ERNIE-ViL is essentially a two-stream cross-modal Transformers network. Similar to VilBERT from Facebook AI, ERNIE-ViL consists of two parallel BERT-style models operating over image regions and text segments.
In addition to the three scene graph prediction tasks, ERNIE-ViL is also trained with Masked Language Modelling (MLM) Masked Region Prediction and Image-text matching.
In the experiments, our researchers compared pre-training ERNIE-ViL model against other cross-modal pre-training models. ERNIE-ViL achieved state-of-the-art results on all downstream tasks, including Visual Question Answering (VQA), Image-Retrieval (IR), Text-Retrieval (TR), and Referring Expressions Comprehension (RefCOCO+).
In VCR, which contains visual question answering (Q→A) and answer justification (QA→R), which are both multiple choice problems, a model is tasked not only to answer commonsense visual questions, but also provide a rationale that explains why the answer is true.
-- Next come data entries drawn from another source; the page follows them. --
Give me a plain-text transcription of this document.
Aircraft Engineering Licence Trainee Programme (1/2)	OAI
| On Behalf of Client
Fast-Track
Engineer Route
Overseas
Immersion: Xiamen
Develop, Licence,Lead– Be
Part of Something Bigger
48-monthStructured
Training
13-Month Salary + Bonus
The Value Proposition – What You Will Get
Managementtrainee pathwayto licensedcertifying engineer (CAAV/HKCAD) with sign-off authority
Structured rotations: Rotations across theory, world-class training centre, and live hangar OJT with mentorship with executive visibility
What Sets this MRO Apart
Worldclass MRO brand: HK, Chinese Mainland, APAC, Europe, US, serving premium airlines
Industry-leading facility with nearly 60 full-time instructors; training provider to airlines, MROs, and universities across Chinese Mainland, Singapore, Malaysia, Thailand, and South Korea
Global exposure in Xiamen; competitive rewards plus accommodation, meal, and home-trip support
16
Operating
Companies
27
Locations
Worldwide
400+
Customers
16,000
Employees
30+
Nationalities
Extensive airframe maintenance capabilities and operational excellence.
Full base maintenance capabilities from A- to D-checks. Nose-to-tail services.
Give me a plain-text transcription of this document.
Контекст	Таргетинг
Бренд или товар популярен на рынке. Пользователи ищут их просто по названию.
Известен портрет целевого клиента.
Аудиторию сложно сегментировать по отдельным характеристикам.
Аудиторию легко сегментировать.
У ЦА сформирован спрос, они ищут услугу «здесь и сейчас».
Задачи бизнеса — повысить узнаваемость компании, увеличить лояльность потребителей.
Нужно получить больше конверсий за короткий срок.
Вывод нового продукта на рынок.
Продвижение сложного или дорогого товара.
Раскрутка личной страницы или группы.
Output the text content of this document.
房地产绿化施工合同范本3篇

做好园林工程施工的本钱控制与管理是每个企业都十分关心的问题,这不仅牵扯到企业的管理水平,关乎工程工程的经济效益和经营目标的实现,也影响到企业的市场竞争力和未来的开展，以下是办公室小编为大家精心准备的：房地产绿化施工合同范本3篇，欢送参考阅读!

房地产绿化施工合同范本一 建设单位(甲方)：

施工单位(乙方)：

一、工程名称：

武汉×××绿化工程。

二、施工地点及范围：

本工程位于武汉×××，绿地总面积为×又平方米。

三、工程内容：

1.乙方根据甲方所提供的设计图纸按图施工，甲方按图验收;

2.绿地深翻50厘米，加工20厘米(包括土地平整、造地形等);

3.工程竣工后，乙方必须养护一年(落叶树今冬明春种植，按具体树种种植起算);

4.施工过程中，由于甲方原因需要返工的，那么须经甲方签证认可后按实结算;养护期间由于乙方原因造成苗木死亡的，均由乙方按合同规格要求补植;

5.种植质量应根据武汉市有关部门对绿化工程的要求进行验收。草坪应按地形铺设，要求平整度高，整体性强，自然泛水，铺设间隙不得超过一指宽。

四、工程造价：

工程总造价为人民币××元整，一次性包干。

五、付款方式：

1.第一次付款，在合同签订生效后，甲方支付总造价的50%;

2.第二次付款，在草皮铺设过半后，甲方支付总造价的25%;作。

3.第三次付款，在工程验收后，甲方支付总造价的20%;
ERNIE-ViL is the best single model on VCR, scoring 79.2 in Q->A and 83.5 in QA->R, with a total of 66.3.
Researchers also assessed the effectiveness of incorporating knowledge from the scene graph using visual language cloze tests. Compared to the baseline model, which is pre-trained without the Masked Scene Graph prediction task, ERNIE-ViL demonstrates an absolute improvement of 2.12% for objects, 1.31% for relationships and 6.00% for attributes. As shown in the illustration below, ERNIE-ViL can deliver more accurate predictions with higher confidence in most cases compared to the baseline model
We believe scene graph may promise more potential in multimodal pretraining. For future work, the scene graph extracted from images could also be incorporated into cross-modal pre-training. Moreover, Graph Neural Networks could also be considered to integrate more structured knowledge.